Introduction: This study aimed to assess the feasibility of using mobile application (app) technology for monitoring recovery after knee osteotomy and to determine the time required for patients to return to their preoperative step counts.
Methods: This retrospective study included 329 patients who underwent coronal realignment surgery, including high tibial osteotomy (HTO) or distal femoral osteotomy (DFO) with a minimum follow-up of 1 year. The patients were grouped based on the type of osteotomy performed, i.e., HTO and DFO groups. Step count data were collected using the MyRecovery app and analyzed preoperatively and at 1 month, 3 months, 6 months, and 12 months postoperatively. Statistical analyses included univariate linear regression models to assess the relationship between step counts at each time point and the duration required to return to their preoperative step counts.
Results: Of the 329 patients included in the study, a total of 62 patients (19%) downloaded the app and 24 patients (7%) had complete step count data. Of the 24 patients with complete data, 18 were included in the HTO group and 6 were included in the DFO group. It took patients an average of 153 ± 112 days to return to their preoperative step counts, with the patients in the HTO group taking 174 ± 121 days and those in the DFO group taking 113 ± 77 days. Step counts increased significantly over time, with percentages of preoperative step counts reaching 108% at 12 months postoperatively. A significant correlation was found between step counts at 3 months postoperatively and the time to return to preoperative step counts (R2 = 0.240, P = 0.015).

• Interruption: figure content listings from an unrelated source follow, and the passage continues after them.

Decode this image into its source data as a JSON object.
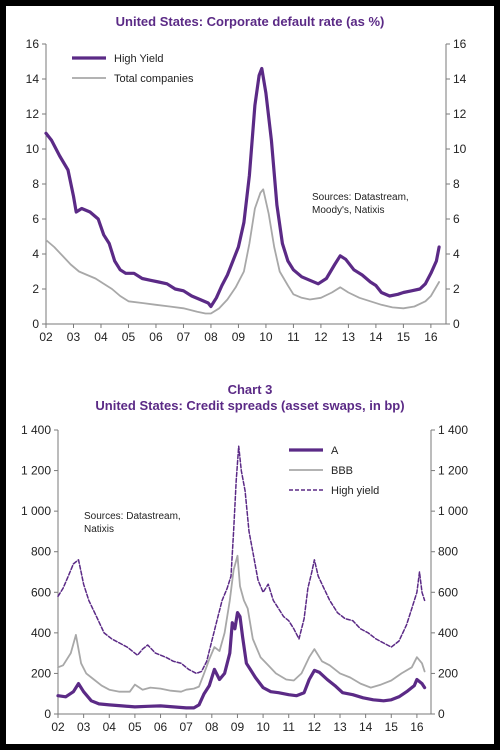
{
  "colors": {
    "purple": "#5b2a86",
    "gray": "#a8a8a8",
    "axis": "#7a7a7a",
    "title": "#5b2a86"
  },
  "chart_data": [
    {
      "type": "line",
      "title": "United States: Corporate default rate (as %)",
      "xlabel": "",
      "ylabel": "",
      "x_ticks": [
        "02",
        "03",
        "04",
        "05",
        "06",
        "07",
        "08",
        "09",
        "10",
        "11",
        "12",
        "13",
        "14",
        "15",
        "16"
      ],
      "xlim": [
        2002,
        2016.55
      ],
      "ylim": [
        0,
        16
      ],
      "y_ticks": [
        0,
        2,
        4,
        6,
        8,
        10,
        12,
        14,
        16
      ],
      "y_tick_labels": [
        "0",
        "2",
        "4",
        "6",
        "8",
        "10",
        "12",
        "14",
        "16"
      ],
      "grid": false,
      "legend_position": "top-left",
      "annotation": [
        "Sources: Datastream,",
        "Moody's, Natixis"
      ],
      "series": [
        {
          "name": "High Yield",
          "style": "thick-purple",
          "x": [
            2002.0,
            2002.2,
            2002.5,
            2002.8,
            2003.0,
            2003.1,
            2003.3,
            2003.6,
            2003.9,
            2004.1,
            2004.3,
            2004.5,
            2004.7,
            2004.9,
            2005.2,
            2005.5,
            2005.8,
            2006.1,
            2006.4,
            2006.7,
            2007.0,
            2007.3,
            2007.6,
            2007.9,
            2008.0,
            2008.2,
            2008.4,
            2008.6,
            2008.8,
            2009.0,
            2009.2,
            2009.4,
            2009.6,
            2009.75,
            2009.85,
            2010.0,
            2010.2,
            2010.4,
            2010.6,
            2010.8,
            2011.0,
            2011.3,
            2011.6,
            2011.9,
            2012.2,
            2012.5,
            2012.7,
            2012.9,
            2013.2,
            2013.5,
            2013.8,
            2014.0,
            2014.2,
            2014.5,
            2014.8,
            2015.0,
            2015.3,
            2015.6,
            2015.8,
            2016.0,
            2016.2,
            2016.3
          ],
          "y": [
            10.9,
            10.5,
            9.6,
            8.8,
            7.3,
            6.4,
            6.6,
            6.4,
            6.0,
            5.1,
            4.6,
            3.6,
            3.1,
            2.9,
            2.9,
            2.6,
            2.5,
            2.4,
            2.3,
            2.0,
            1.9,
            1.6,
            1.4,
            1.2,
            1.0,
            1.5,
            2.2,
            2.8,
            3.6,
            4.4,
            5.8,
            8.5,
            12.5,
            14.2,
            14.6,
            13.2,
            10.5,
            6.8,
            4.6,
            3.6,
            3.1,
            2.7,
            2.5,
            2.3,
            2.6,
            3.4,
            3.9,
            3.7,
            3.1,
            2.8,
            2.4,
            2.2,
            1.8,
            1.6,
            1.7,
            1.8,
            1.9,
            2.0,
            2.3,
            2.9,
            3.6,
            4.4
          ]
        },
        {
          "name": "Total companies",
          "style": "gray",
          "x": [
            2002.0,
            2002.3,
            2002.6,
            2002.9,
            2003.2,
            2003.5,
            2003.8,
            2004.1,
            2004.4,
            2004.7,
            2005.0,
            2005.5,
            2006.0,
            2006.5,
            2007.0,
            2007.5,
            2007.8,
            2008.0,
            2008.3,
            2008.6,
            2008.9,
            2009.2,
            2009.4,
            2009.6,
            2009.8,
            2009.9,
            2010.1,
            2010.3,
            2010.5,
            2010.8,
            2011.0,
            2011.3,
            2011.6,
            2012.0,
            2012.4,
            2012.7,
            2013.0,
            2013.4,
            2013.8,
            2014.2,
            2014.6,
            2015.0,
            2015.4,
            2015.8,
            2016.0,
            2016.3
          ],
          "y": [
            4.8,
            4.4,
            3.9,
            3.4,
            3.0,
            2.8,
            2.6,
            2.3,
            2.0,
            1.6,
            1.3,
            1.2,
            1.1,
            1.0,
            0.9,
            0.7,
            0.6,
            0.6,
            0.9,
            1.4,
            2.1,
            3.0,
            4.6,
            6.6,
            7.5,
            7.7,
            6.3,
            4.4,
            3.0,
            2.2,
            1.7,
            1.5,
            1.4,
            1.5,
            1.8,
            2.1,
            1.8,
            1.5,
            1.3,
            1.1,
            0.95,
            0.9,
            1.0,
            1.3,
            1.6,
            2.4
          ]
        }
      ]
    },
    {
      "type": "line",
      "chart_label": "Chart 3",
      "title": "United States: Credit spreads (asset swaps, in bp)",
      "xlabel": "",
      "ylabel": "",
      "x_ticks": [
        "02",
        "03",
        "04",
        "05",
        "06",
        "07",
        "08",
        "09",
        "10",
        "11",
        "12",
        "13",
        "14",
        "15",
        "16"
      ],
      "xlim": [
        2002,
        2016.55
      ],
      "ylim": [
        0,
        1400
      ],
      "y_ticks": [
        0,
        200,
        400,
        600,
        800,
        1000,
        1200,
        1400
      ],
      "y_tick_labels": [
        "0",
        "200",
        "400",
        "600",
        "800",
        "1 000",
        "1 200",
        "1 400"
      ],
      "grid": false,
      "legend_position": "top-right",
      "annotation": [
        "Sources: Datastream,",
        "Natixis"
      ],
      "series": [
        {
          "name": "A",
          "style": "thick-purple",
          "x": [
            2002.0,
            2002.3,
            2002.6,
            2002.8,
            2003.0,
            2003.3,
            2003.6,
            2004.0,
            2004.5,
            2005.0,
            2005.5,
            2006.0,
            2006.5,
            2007.0,
            2007.3,
            2007.5,
            2007.7,
            2007.9,
            2008.1,
            2008.3,
            2008.5,
            2008.7,
            2008.8,
            2008.9,
            2009.0,
            2009.1,
            2009.2,
            2009.35,
            2009.5,
            2009.7,
            2010.0,
            2010.3,
            2010.6,
            2011.0,
            2011.3,
            2011.6,
            2011.8,
            2012.0,
            2012.2,
            2012.5,
            2012.8,
            2013.1,
            2013.5,
            2013.9,
            2014.3,
            2014.7,
            2015.0,
            2015.3,
            2015.6,
            2015.9,
            2016.0,
            2016.2,
            2016.3
          ],
          "y": [
            90,
            85,
            110,
            150,
            110,
            65,
            50,
            45,
            40,
            35,
            38,
            40,
            35,
            30,
            30,
            45,
            100,
            140,
            220,
            170,
            200,
            300,
            450,
            420,
            500,
            480,
            380,
            250,
            220,
            180,
            130,
            110,
            105,
            95,
            90,
            105,
            170,
            215,
            205,
            170,
            140,
            105,
            95,
            80,
            70,
            65,
            70,
            85,
            110,
            140,
            170,
            150,
            130
          ]
        },
        {
          "name": "BBB",
          "style": "gray",
          "x": [
            2002.0,
            2002.2,
            2002.5,
            2002.7,
            2002.9,
            2003.1,
            2003.4,
            2003.7,
            2004.0,
            2004.4,
            2004.8,
            2005.0,
            2005.3,
            2005.6,
            2006.0,
            2006.4,
            2006.8,
            2007.0,
            2007.3,
            2007.5,
            2007.7,
            2007.9,
            2008.1,
            2008.3,
            2008.5,
            2008.7,
            2008.85,
            2009.0,
            2009.1,
            2009.25,
            2009.4,
            2009.6,
            2009.9,
            2010.2,
            2010.5,
            2010.9,
            2011.2,
            2011.5,
            2011.8,
            2012.0,
            2012.3,
            2012.6,
            2013.0,
            2013.4,
            2013.8,
            2014.2,
            2014.6,
            2015.0,
            2015.4,
            2015.8,
            2016.0,
            2016.2,
            2016.3
          ],
          "y": [
            230,
            240,
            300,
            390,
            250,
            200,
            170,
            140,
            120,
            110,
            110,
            145,
            120,
            130,
            125,
            115,
            110,
            120,
            125,
            135,
            200,
            270,
            330,
            310,
            400,
            560,
            710,
            780,
            630,
            560,
            520,
            370,
            280,
            240,
            200,
            170,
            165,
            200,
            280,
            320,
            260,
            240,
            200,
            180,
            150,
            130,
            145,
            165,
            200,
            230,
            280,
            250,
            210
          ]
        },
        {
          "name": "High yield",
          "style": "dashed-purple",
          "x": [
            2002.0,
            2002.2,
            2002.4,
            2002.6,
            2002.8,
            2002.9,
            2003.0,
            2003.2,
            2003.5,
            2003.8,
            2004.1,
            2004.4,
            2004.7,
            2004.9,
            2005.1,
            2005.3,
            2005.5,
            2005.8,
            2006.2,
            2006.5,
            2006.8,
            2007.1,
            2007.4,
            2007.6,
            2007.8,
            2008.0,
            2008.2,
            2008.4,
            2008.6,
            2008.75,
            2008.85,
            2008.95,
            2009.05,
            2009.15,
            2009.3,
            2009.45,
            2009.6,
            2009.8,
            2010.0,
            2010.2,
            2010.4,
            2010.6,
            2010.8,
            2011.0,
            2011.2,
            2011.4,
            2011.6,
            2011.75,
            2011.9,
            2012.0,
            2012.15,
            2012.3,
            2012.6,
            2012.9,
            2013.2,
            2013.5,
            2013.8,
            2014.1,
            2014.4,
            2014.7,
            2015.0,
            2015.3,
            2015.6,
            2015.8,
            2016.0,
            2016.1,
            2016.2,
            2016.3
          ],
          "y": [
            580,
            620,
            680,
            740,
            760,
            700,
            640,
            560,
            480,
            400,
            370,
            350,
            330,
            310,
            290,
            320,
            340,
            300,
            280,
            260,
            250,
            220,
            200,
            210,
            260,
            360,
            460,
            560,
            620,
            680,
            900,
            1150,
            1320,
            1200,
            1100,
            900,
            800,
            660,
            600,
            640,
            560,
            520,
            480,
            460,
            420,
            370,
            470,
            620,
            700,
            760,
            680,
            640,
            560,
            500,
            470,
            460,
            420,
            400,
            370,
            350,
            330,
            360,
            440,
            520,
            600,
            700,
            600,
            560
          ]
        }
      ]
    }
  ]
}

Discussion: This study found that patients took approximately 5 months to return to their preoperative step counts after knee osteotomy. However, the adoption of the app was limited, with only 19% of patients downloading the app and just 7% providing complete data, posing a significant barrier to the feasibility of mobile apps for tracking recovery.
Conclusion: The mobile app is effective for tracking recovery progress following knee osteotomy, but strategies to increase patient adoption are essential for enhancing its practical application.
Level of evidence: Level IV, Retrospective Case Series.